At the same time, we were in the midst of a stretch in which journalists and political “professionals” had concluded that Trump was in a death spiral. Since tanking in the first debate at Hofstra University a week earlier, the blustering mogul had endured — or rather perpetuated — a series of self-immolations that included a fat-shaming Twitter assault on a Latina beauty queen (one of those things you never thought you’d write during a presidential campaign, and yet it barely registers a blink), a few pages of his 1995 tax return finding its way to The New York Times and the ensuing revelation that Trump had declared a $916 million loss, which could have enabled him to avoid paying 18 years’ worth of federal taxes. By the time this article went to press, Trump was facing a blizzard of new revulsion over a 2005 video obtained by The Washington Post in which the candidate is heard making lewd and lecherous claims about his treatment of women to the television host Billy Bush. Scores of high-level Republicans withdrew their support, and Speaker of the House Paul Ryan said he was finished defending Trump and would instead focus on House and Senate races. The G.O.P. seemed as close to the brink of an all-out civil war as any major party has been in decades, especially this close to an election.
Trump had plummeted in polls nationwide and in battleground states in the days after the first debate at Hofstra, with the exception of Ohio, where a poll published on the day of the Toledo rally by Quinnipiac University showed Trump leading Clinton by five points — the only state to show Trump gaining post-Hofstra.
After Clinton’s event at an old train station, I was escorted up to an office where she was finishing an interview for “Good Luck America,” a political news show on Snapchat. The waiting area was arrayed with cushioned chairs, tables and reception desks. It felt like a doctor’s office. I took a seat next to Dan Schwerin, Clinton’s speechwriter, and Brian Fallon, the campaign’s national spokesman. Aides kept shuttling in and out of the conference room that housed “H.R.C.,” a longstanding shorthand for the candidate in memos that over time has graduated to a spoken identifier (“What does H.R.C. think?”). As had been the case since the first debate, the mood in the Clinton orbit was buoyant. Fallon mentioned that he wished the bad Trump stories could be spread out a little bit, allowing voters to hold and fully savor each in turn, rather than being force-fed them day after day.
After a few minutes, another press aide, Nick Merrill, popped his head out of the conference room, faux-squinted in my direction and said the doctor would see me now. I had not talked to Clinton in person for more than a year. She was warm and animated, but her eyes hung heavy, and she appeared somewhat worn down, no doubt still feeling some lingering aftereffects of pneumonia.

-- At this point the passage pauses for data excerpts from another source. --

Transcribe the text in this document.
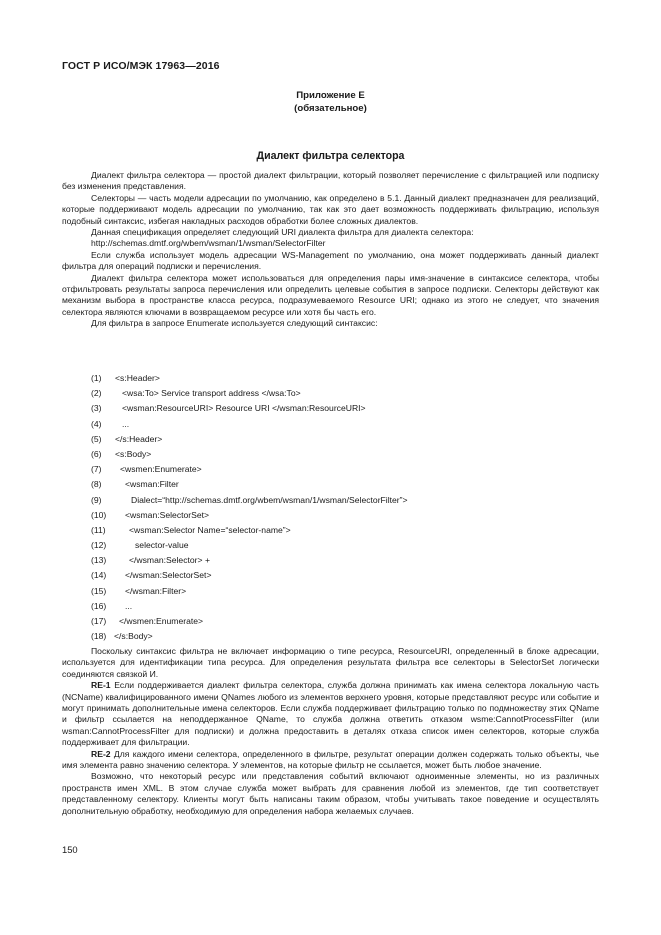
ГОСТ Р ИСО/МЭК 17963—2016
Приложение Е
(обязательное)
Диалект фильтра селектора

Диалект фильтра селектора — простой диалект фильтрации, который позволяет перечисление с фильтрацией или подписку без изменения представления.

Селекторы — часть модели адресации по умолчанию, как определено в 5.1. Данный диалект предназначен для реализаций, которые поддерживают модель адресации по умолчанию, так как это дает возможность поддерживать фильтрацию, используя подобный синтаксис, избегая накладных расходов обработки более сложных диалектов.

Данная спецификация определяет следующий URI диалекта фильтра для диалекта селектора:

http://schemas.dmtf.org/wbem/wsman/1/wsman/SelectorFilter

Если служба использует модель адресации WS-Management по умолчанию, она может поддерживать данный диалект фильтра для операций подписки и перечисления.

Диалект фильтра селектора может использоваться для определения пары имя-значение в синтаксисе селектора, чтобы отфильтровать результаты запроса перечисления или определить целевые события в запросе подписки. Селекторы действуют как механизм выбора в пространстве класса ресурса, подразумеваемого Resource URI; однако из этого не следует, что значения селектора являются ключами в возвращаемом ресурсе или хотя бы часть его.

Для фильтра в запросе Enumerate используется следующий синтаксис:

(1) <s:Header>
(2) <wsa:To> Service transport address </wsa:To>
(3) <wsman:ResourceURI> Resource URI </wsman:ResourceURI>
(4) ...
(5) </s:Header>
(6) <s:Body>
(7) <wsmen:Enumerate>
(8)	<wsman:Filter
(9)	Dialect=“http://schemas.dmtf.org/wbem/wsman/1/wsman/SelectorFilter”>
(10) <wsman:SelectorSet>
(11)	<wsman:Selector Name=“selector-name”>
(12)	selector-value
(13)	</wsman:Selector> +
(14) </wsman:SelectorSet>
(15) </wsman:Filter>
(16) ...
(17) </wsmen:Enumerate>
(18) </s:Body>

Поскольку синтаксис фильтра не включает информацию о типе ресурса, ResourceURI, определенный в блоке адресации, используется для идентификации типа ресурса. Для определения результата фильтра все селекторы в SelectorSet логически соединяются связкой И.

RE-1 Если поддерживается диалект фильтра селектора, служба должна принимать как имена селектора локальную часть (NCName) квалифицированного имени QNames любого из элементов верхнего уровня, которые представляют ресурс или событие и могут принимать дополнительные имена селекторов. Если служба поддерживает фильтрацию только по подмножеству этих QName и фильтр ссылается на неподдержанное QName, то служба должна ответить отказом wsme:CannotProcessFilter (или wsman:CannotProcessFilter для подписки) и должна предоставить в деталях отказа список имен селекторов, которые служба поддерживает для фильтрации.

RE-2 Для каждого имени селектора, определенного в фильтре, результат операции должен содержать только объекты, чье имя элемента равно значению селектора. У элементов, на которые фильтр не ссылается, может быть любое значение.

Возможно, что некоторый ресурс или представления событий включают одноименные элементы, но из различных пространств имен XML. В этом случае служба может выбрать для сравнения любой из элементов, где тип соответствует представленному селектору. Клиенты могут быть написаны таким образом, чтобы учитывать такое поведение и осуществлять дополнительную обработку, необходимую для определения набора желаемых случаев.

150
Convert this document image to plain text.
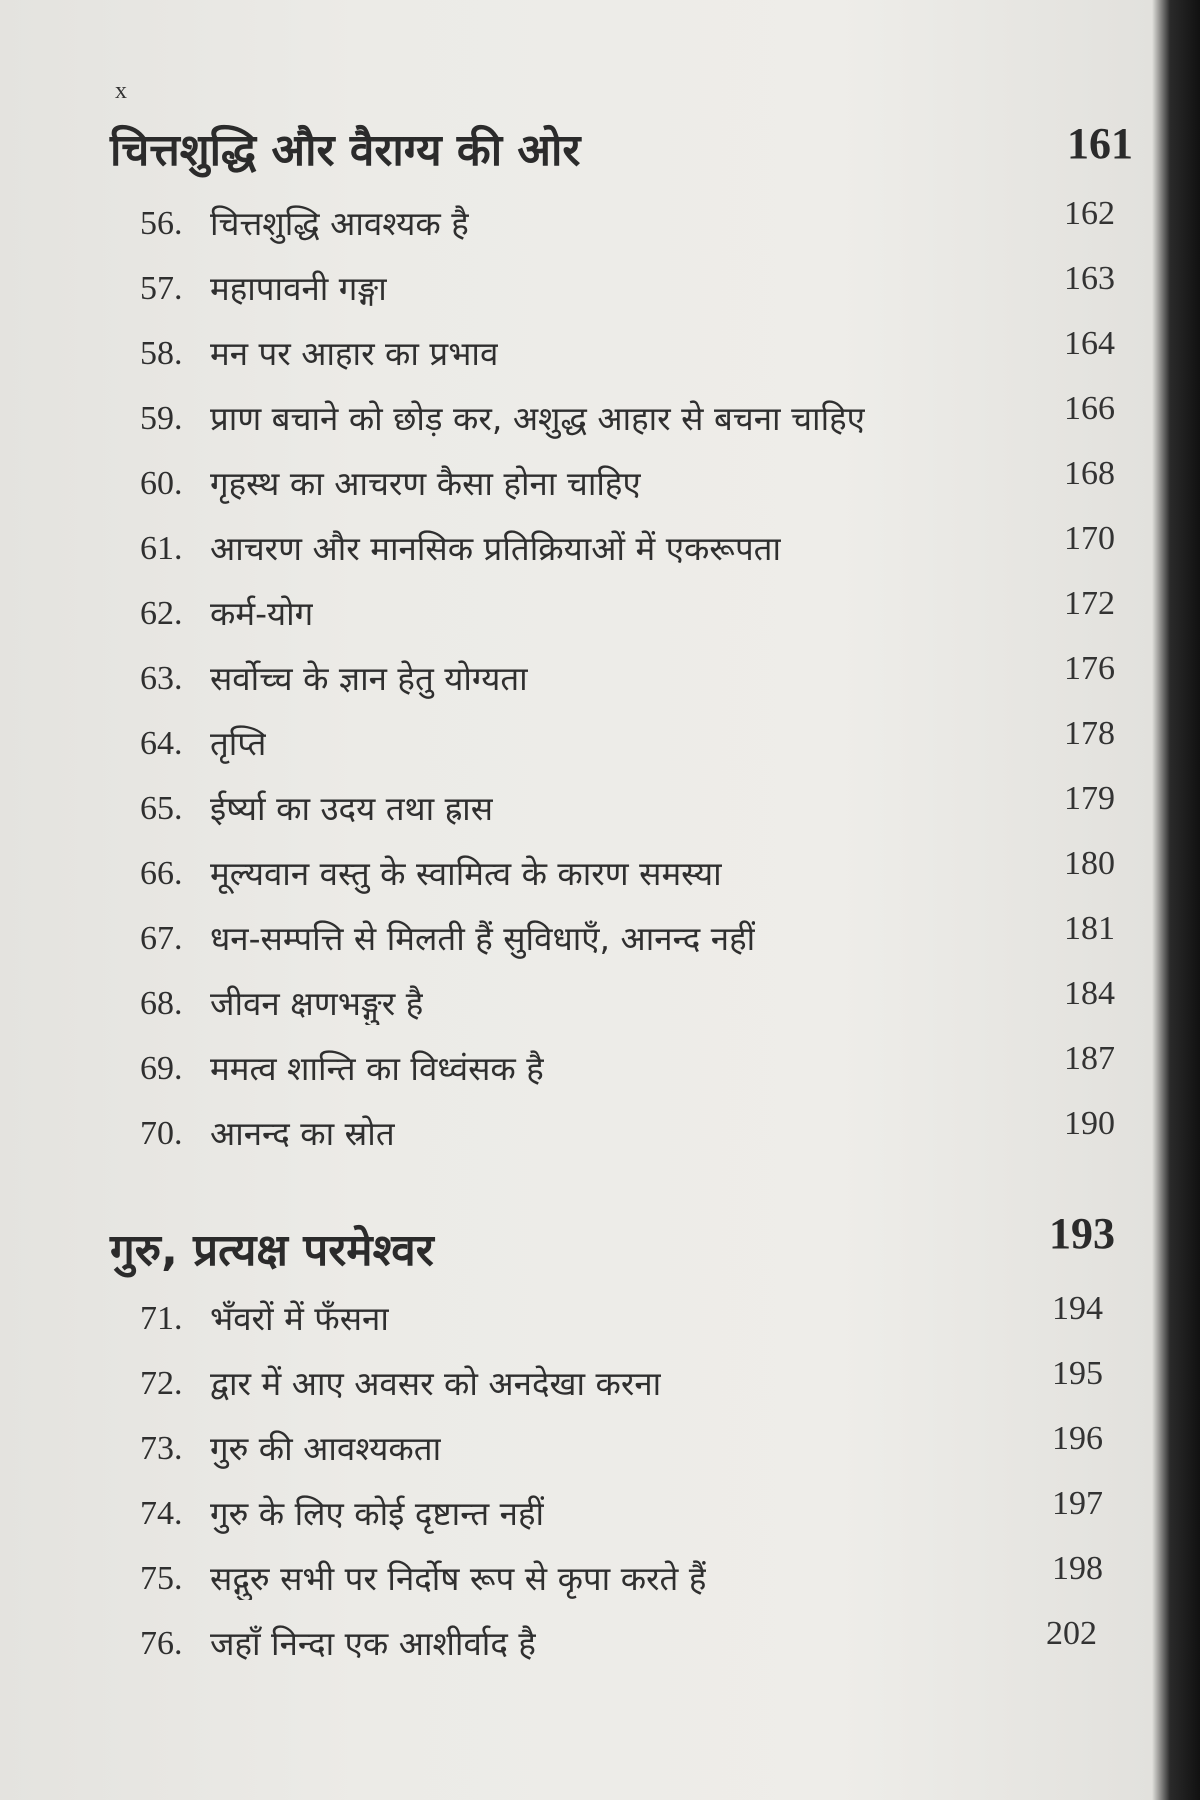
x
चित्तशुद्धि और वैराग्य की ओर	161
56. चित्तशुद्धि आवश्यक है	162
57. महापावनी गङ्गा	163
58. मन पर आहार का प्रभाव	164
59. प्राण बचाने को छोड़ कर, अशुद्ध आहार से बचना चाहिए	166
60. गृहस्थ का आचरण कैसा होना चाहिए	168
61. आचरण और मानसिक प्रतिक्रियाओं में एकरूपता	170
62. कर्म-योग	172
63. सर्वोच्च के ज्ञान हेतु योग्यता	176
64. तृप्ति	178
65. ईर्ष्या का उदय तथा ह्रास	179
66. मूल्यवान वस्तु के स्वामित्व के कारण समस्या	180
67. धन-सम्पत्ति से मिलती हैं सुविधाएँ, आनन्द नहीं	181
68. जीवन क्षणभङ्गुर है	184
69. ममत्व शान्ति का विध्वंसक है	187
70. आनन्द का स्रोत	190
गुरु, प्रत्यक्ष परमेश्वर	193
71. भँवरों में फँसना	194
72. द्वार में आए अवसर को अनदेखा करना	195
73. गुरु की आवश्यकता	196
74. गुरु के लिए कोई दृष्टान्त नहीं	197
75. सद्गुरु सभी पर निर्दोष रूप से कृपा करते हैं	198
76. जहाँ निन्दा एक आशीर्वाद है	202
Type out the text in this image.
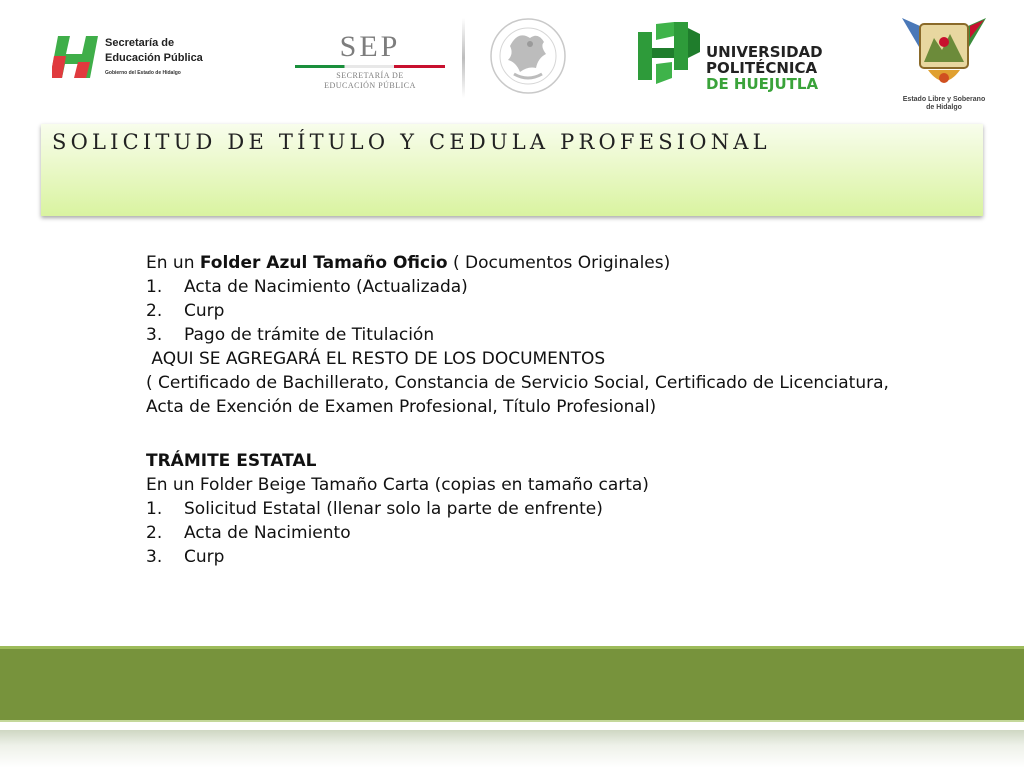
Secretaría de
Educación Pública
Gobierno del Estado de Hidalgo
SEP
SECRETARÍA DE
EDUCACIÓN PÚBLICA
UNIVERSIDAD
POLITÉCNICA
DE HUEJUTLA
Estado Libre y Soberano
de Hidalgo
SOLICITUD DE TÍTULO Y CEDULA PROFESIONAL
En un Folder Azul Tamaño Oficio ( Documentos Originales)
1. Acta de Nacimiento (Actualizada)
2. Curp
3. Pago de trámite de Titulación
AQUI SE AGREGARÁ EL RESTO DE LOS DOCUMENTOS
( Certificado de Bachillerato, Constancia de Servicio Social, Certificado de Licenciatura,
Acta de Exención de Examen Profesional, Título Profesional)
TRÁMITE ESTATAL
En un Folder Beige Tamaño Carta (copias en tamaño carta)
1. Solicitud Estatal (llenar solo la parte de enfrente)
2. Acta de Nacimiento
3. Curp
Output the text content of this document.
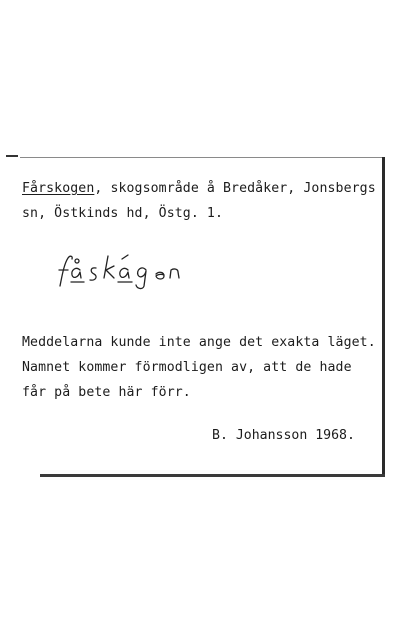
Fårskogen, skogsområde å Bredåker, Jonsbergs
sn, Östkinds hd, Östg. 1.
Meddelarna kunde inte ange det exakta läget.
Namnet kommer förmodligen av, att de hade
får på bete här förr.
B. Johansson 1968.
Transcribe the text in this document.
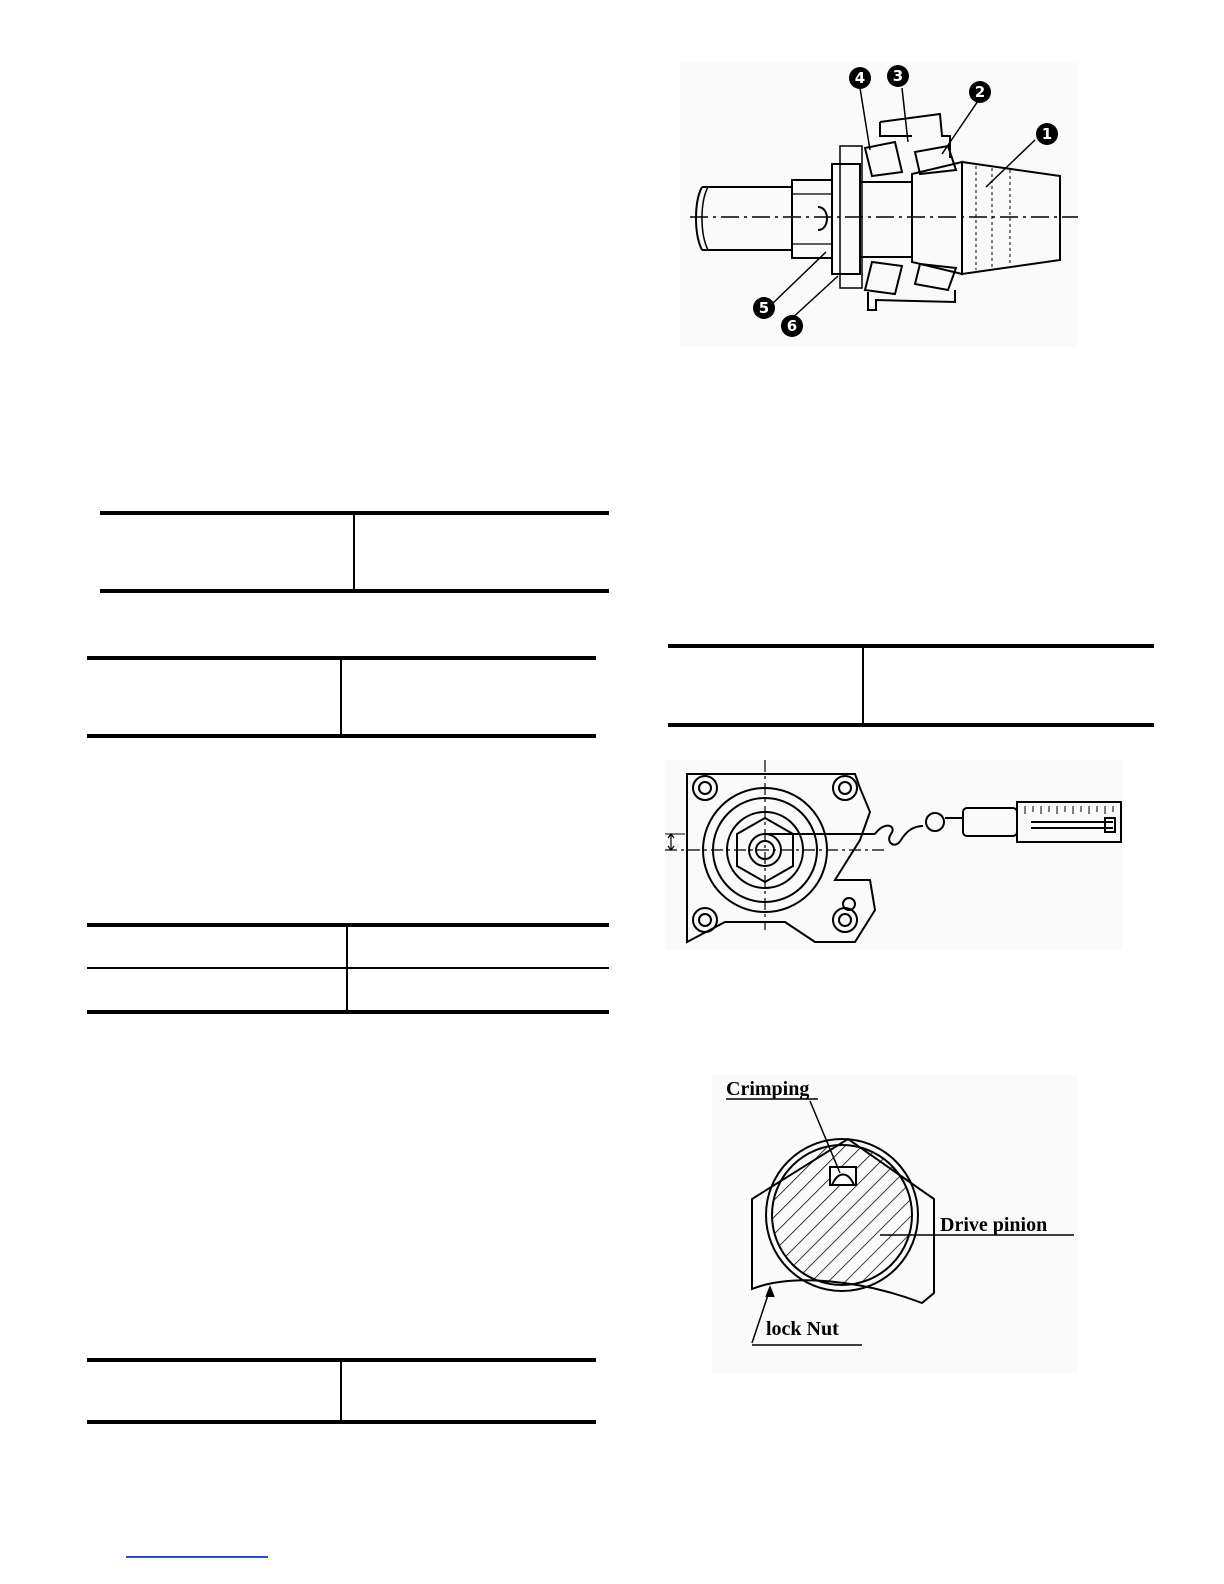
1
2
3
4
5
6
Crimping
Drive pinion
lock Nut
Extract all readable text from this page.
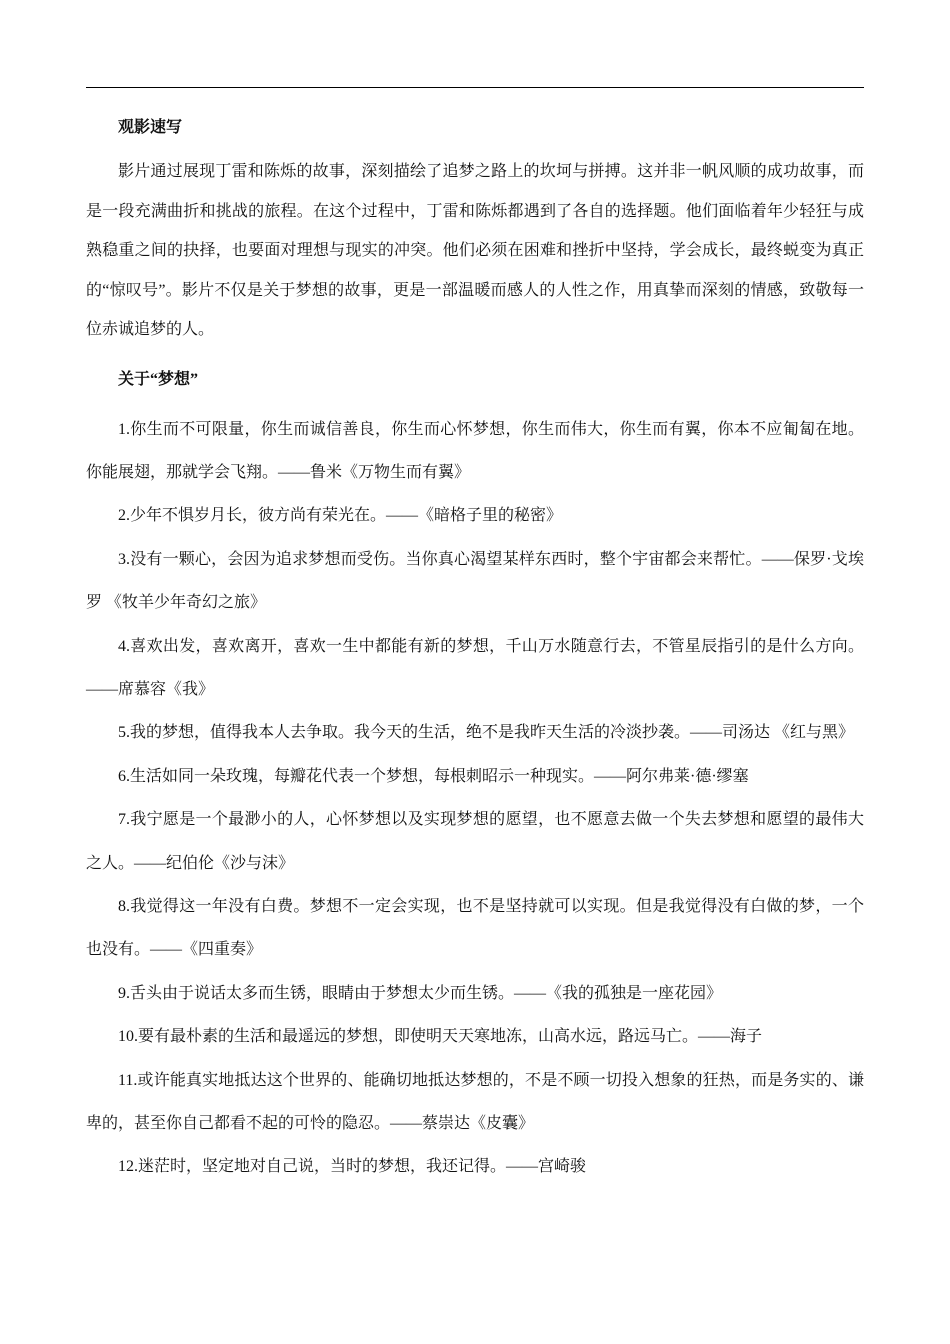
观影速写

影片通过展现丁雷和陈烁的故事，深刻描绘了追梦之路上的坎坷与拼搏。这并非一帆风顺的成功故事，而是一段充满曲折和挑战的旅程。在这个过程中，丁雷和陈烁都遇到了各自的选择题。他们面临着年少轻狂与成熟稳重之间的抉择，也要面对理想与现实的冲突。他们必须在困难和挫折中坚持，学会成长，最终蜕变为真正的“惊叹号”。影片不仅是关于梦想的故事，更是一部温暖而感人的人性之作，用真挚而深刻的情感，致敬每一位赤诚追梦的人。

关于“梦想”

1.你生而不可限量，你生而诚信善良，你生而心怀梦想，你生而伟大，你生而有翼，你本不应匍匐在地。你能展翅，那就学会飞翔。——鲁米《万物生而有翼》

2.少年不惧岁月长，彼方尚有荣光在。——《暗格子里的秘密》

3.没有一颗心，会因为追求梦想而受伤。当你真心渴望某样东西时，整个宇宙都会来帮忙。——保罗·戈埃罗 《牧羊少年奇幻之旅》

4.喜欢出发，喜欢离开，喜欢一生中都能有新的梦想，千山万水随意行去，不管星辰指引的是什么方向。——席慕容《我》

5.我的梦想，值得我本人去争取。我今天的生活，绝不是我昨天生活的冷淡抄袭。——司汤达 《红与黑》

6.生活如同一朵玫瑰，每瓣花代表一个梦想，每根刺昭示一种现实。——阿尔弗莱·德·缪塞

7.我宁愿是一个最渺小的人，心怀梦想以及实现梦想的愿望，也不愿意去做一个失去梦想和愿望的最伟大之人。——纪伯伦《沙与沫》

8.我觉得这一年没有白费。梦想不一定会实现，也不是坚持就可以实现。但是我觉得没有白做的梦，一个也没有。——《四重奏》

9.舌头由于说话太多而生锈，眼睛由于梦想太少而生锈。——《我的孤独是一座花园》

10.要有最朴素的生活和最遥远的梦想，即使明天天寒地冻，山高水远，路远马亡。——海子

11.或许能真实地抵达这个世界的、能确切地抵达梦想的，不是不顾一切投入想象的狂热，而是务实的、谦卑的，甚至你自己都看不起的可怜的隐忍。——蔡崇达《皮囊》

12.迷茫时，坚定地对自己说，当时的梦想，我还记得。——宫崎骏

In the same way that presidents seem to age eight years for every four they spend in the White House, you can see the toll this campaign has taken — the surprising challenge of Bernie Sanders, the email story and F.B.I. investigation and Trump’s nothing-off-limits pelting. She sat down next to me at a conference table, slumped back in a swiveling desk chair. Her contempt for Trump was clear from the outset, far more intense than it appears even in speeches and debates. It went well beyond the competitive fervor with which one general-election candidate tends to speak about another. “It does feel much different,” she said. “If I were running against another Republican, we’d have our disagreements, don’t get me wrong, and I would be trying to make my case vigorously. But I wouldn’t go to bed at night with a knot in the pit of my stomach.” She enunciated her T’s (“knoT in the piT”) as if she were spitting out the words.